Ensure strong company culture
This doesn’t mean everyone must be friends and being at work is always fun – it means staff align to a set of beliefs and behaviours that you feel represents your business.
According to Laurie, there are three requirements that will almost always create a strong culture – the key elements of the culture are defined by a wide range of staff; each point of culture is articulated so it’s clear what that behaviour or value looks like; and the culture needs to be brought to life, which can be as simple as putting the values up on the walls or giving awards for examples of cultural compliance.
“The culture needs to be real so that it lives on regardless of whether the business owner is physically present,” says Laurie.
Implement financial controls
Disciplined processes need to be in place, from cashflow management and forecasting to annual budgeting and expense approvals, says Laurie.
“It’s preferable to see a range of financial reports monthly to get useful updates on the business’s financial health,” he says. “Without the business owner constantly present, it’s essential to create rules around financial decision-making.

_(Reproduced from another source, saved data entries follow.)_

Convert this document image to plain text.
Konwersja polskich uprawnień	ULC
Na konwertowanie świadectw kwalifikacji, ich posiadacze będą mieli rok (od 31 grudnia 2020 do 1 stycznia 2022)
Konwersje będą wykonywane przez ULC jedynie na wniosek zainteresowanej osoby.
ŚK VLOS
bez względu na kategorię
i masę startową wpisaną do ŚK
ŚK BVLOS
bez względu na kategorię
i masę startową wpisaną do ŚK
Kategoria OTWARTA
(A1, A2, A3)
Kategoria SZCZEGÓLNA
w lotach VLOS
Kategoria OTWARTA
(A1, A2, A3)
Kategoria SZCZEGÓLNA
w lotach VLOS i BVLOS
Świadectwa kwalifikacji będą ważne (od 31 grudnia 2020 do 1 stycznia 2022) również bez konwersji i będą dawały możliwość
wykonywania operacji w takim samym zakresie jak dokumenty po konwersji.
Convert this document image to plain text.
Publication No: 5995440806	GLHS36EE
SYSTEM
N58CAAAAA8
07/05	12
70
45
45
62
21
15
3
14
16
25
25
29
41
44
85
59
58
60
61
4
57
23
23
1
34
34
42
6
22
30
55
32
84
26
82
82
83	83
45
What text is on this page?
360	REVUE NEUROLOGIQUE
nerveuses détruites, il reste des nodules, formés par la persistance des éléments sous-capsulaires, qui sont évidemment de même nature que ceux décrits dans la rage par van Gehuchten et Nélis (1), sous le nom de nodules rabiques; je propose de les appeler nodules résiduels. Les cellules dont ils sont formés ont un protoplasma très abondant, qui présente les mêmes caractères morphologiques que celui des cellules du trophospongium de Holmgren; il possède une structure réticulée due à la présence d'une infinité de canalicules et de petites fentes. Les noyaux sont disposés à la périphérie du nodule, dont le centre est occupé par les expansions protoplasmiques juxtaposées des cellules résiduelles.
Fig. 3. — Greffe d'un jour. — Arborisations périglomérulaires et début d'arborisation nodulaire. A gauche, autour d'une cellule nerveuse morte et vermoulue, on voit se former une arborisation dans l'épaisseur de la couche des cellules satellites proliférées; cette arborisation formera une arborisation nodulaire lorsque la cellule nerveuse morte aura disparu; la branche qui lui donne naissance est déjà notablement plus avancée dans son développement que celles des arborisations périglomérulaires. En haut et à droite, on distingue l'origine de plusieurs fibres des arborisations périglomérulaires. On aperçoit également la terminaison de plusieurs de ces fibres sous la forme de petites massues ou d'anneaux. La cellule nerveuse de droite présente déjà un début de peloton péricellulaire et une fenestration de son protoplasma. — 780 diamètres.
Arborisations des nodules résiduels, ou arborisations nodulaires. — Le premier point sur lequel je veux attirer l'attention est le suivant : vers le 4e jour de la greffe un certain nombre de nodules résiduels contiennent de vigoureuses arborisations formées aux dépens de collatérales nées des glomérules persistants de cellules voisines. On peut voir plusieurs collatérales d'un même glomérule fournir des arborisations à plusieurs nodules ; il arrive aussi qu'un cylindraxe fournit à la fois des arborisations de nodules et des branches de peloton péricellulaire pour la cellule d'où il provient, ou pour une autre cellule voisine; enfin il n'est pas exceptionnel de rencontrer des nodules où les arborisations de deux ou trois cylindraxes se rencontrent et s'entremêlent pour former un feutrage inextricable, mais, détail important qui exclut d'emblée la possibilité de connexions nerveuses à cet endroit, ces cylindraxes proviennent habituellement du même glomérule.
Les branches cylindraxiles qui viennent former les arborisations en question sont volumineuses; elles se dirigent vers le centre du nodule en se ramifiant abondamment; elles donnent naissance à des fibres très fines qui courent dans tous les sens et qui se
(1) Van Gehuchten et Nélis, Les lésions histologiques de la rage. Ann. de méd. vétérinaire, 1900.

This should be the responsibility of the person who will manage the business versus the business owner as chairperson.”
Set up a business dashboard
“A business dashboard should give the owner a good picture of the business beyond the financials,” says Laurie.
Ideally, this dashboard will include objective information such as sales leads being generated, customer satisfaction information, and employee feedback.
“It should also include some subjective observations around new opportunities (new markets, alliances) or potential risks (new competitors, new regulations),” he adds.
Facilitate information flow
Once all processes are in place, it’s important not to overlook communications, warns Laurie.
“The right information needs to be shared with the right people at the right time,” he stresses. “This can range from financial information to sales updates and business plans or personal development shared at meetings, via email or conference calls.”
Of course, as the owner steps back, regular meetings with the manager will be key to ensure the business remains on track and to provide support where needed.
While stepping back from the business you’ve built is never easy, it will be far more likely to thrive if these six measures are put in place, says Laurie.
“They are typically the last to be put in place and are often seen as somewhat of a barrier before the owner can really remove themselves from the day-to-day,” he says.
“It is the foundation needed so the business can let the owner go. Once this is done, the owner can free up time to enjoy life, focus on strategic growth opportunities, and add more value to the business.”